On 01/10/2012 04:04 PM, Jan-Erik Lange wrote:
Hello, I have a question about basics of the synchronization of shared memory with mutexes. The situation: The Sender is a RT task (primary domain) and the recipient is a non-RT task (usually in the secondary domain). Namely, the receiver is used to interact with a Web server. He calls to syscalls and stuff and because of that he's usually in the secondary mode. Suppose the sender has written something to the shared memory: He uses mutex for synchronization, so he calls the rt_mutex_release() function. The receiver will now get time to work from the scheduler. He calls rt_mutex_acquire() function to lock the shared memory. Then a context switch occurs from the secondary mode in the primary mode. He has now the resource for himself. Now the scheduler lets sender-task to work and it wants to write something. So it calls rt_mutex_acquire() function. And now comes my question: Provides rt_mutex_acquire() a mechanism to signal the cheduler to immediately continue with the recipient-task? If so, how does the rt_mutex_acquire() function tells the scheduler that?

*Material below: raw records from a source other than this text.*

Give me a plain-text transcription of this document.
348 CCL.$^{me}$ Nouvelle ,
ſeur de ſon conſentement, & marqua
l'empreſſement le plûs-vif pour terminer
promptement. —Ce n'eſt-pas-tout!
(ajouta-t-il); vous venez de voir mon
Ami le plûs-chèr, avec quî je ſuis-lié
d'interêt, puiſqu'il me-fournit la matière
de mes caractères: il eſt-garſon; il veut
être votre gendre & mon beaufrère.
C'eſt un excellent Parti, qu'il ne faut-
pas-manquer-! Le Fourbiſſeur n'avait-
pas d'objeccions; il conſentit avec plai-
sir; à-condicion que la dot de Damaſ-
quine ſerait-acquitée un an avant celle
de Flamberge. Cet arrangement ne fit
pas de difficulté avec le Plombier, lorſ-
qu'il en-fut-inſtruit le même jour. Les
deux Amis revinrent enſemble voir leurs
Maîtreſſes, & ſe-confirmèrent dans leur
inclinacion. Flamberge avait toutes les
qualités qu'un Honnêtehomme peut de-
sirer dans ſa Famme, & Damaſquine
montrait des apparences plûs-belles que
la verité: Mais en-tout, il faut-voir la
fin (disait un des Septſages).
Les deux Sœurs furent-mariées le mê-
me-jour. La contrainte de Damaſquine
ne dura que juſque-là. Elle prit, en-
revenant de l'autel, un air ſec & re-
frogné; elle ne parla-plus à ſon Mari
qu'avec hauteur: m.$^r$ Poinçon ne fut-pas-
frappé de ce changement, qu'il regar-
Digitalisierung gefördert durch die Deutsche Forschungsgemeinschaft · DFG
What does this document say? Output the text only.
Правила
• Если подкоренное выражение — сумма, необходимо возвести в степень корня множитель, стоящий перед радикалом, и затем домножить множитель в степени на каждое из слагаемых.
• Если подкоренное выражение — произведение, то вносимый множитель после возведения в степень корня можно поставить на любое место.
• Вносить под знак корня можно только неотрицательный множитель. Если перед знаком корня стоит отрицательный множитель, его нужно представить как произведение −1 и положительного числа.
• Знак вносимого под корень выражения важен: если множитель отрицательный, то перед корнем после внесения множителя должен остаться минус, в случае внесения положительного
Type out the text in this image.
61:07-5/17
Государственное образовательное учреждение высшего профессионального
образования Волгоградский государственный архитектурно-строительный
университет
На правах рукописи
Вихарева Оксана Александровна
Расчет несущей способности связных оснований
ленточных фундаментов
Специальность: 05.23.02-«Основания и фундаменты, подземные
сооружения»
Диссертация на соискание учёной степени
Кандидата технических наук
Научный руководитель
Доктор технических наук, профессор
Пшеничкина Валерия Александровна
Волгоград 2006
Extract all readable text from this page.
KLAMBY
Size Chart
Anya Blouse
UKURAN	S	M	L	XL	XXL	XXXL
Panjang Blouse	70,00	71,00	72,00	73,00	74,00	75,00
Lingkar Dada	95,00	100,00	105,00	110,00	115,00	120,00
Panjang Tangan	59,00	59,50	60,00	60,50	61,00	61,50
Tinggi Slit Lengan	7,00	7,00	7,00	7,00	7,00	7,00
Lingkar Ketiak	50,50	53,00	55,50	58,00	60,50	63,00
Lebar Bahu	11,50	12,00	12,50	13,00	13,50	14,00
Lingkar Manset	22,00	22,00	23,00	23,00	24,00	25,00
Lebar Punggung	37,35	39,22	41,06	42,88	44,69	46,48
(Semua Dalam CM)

There are two tasks controlled by the same (Xenomai) scheduler. One is trying to grab a mutex the other one holds, so it is put to sleep on that mutex. The scheduler will simply switch to the next ready-to-run task since the sender task cannot run anymore, and that next task may be the receiver task. There is no special signaling magic required.
I came out because I in the documention I read the term "Rescheduling: always".
The documentation for rt_mutex_acquire is "Rescheduling: always unless the request is immediately satisfied or
timeout specifies a non-blocking operation.".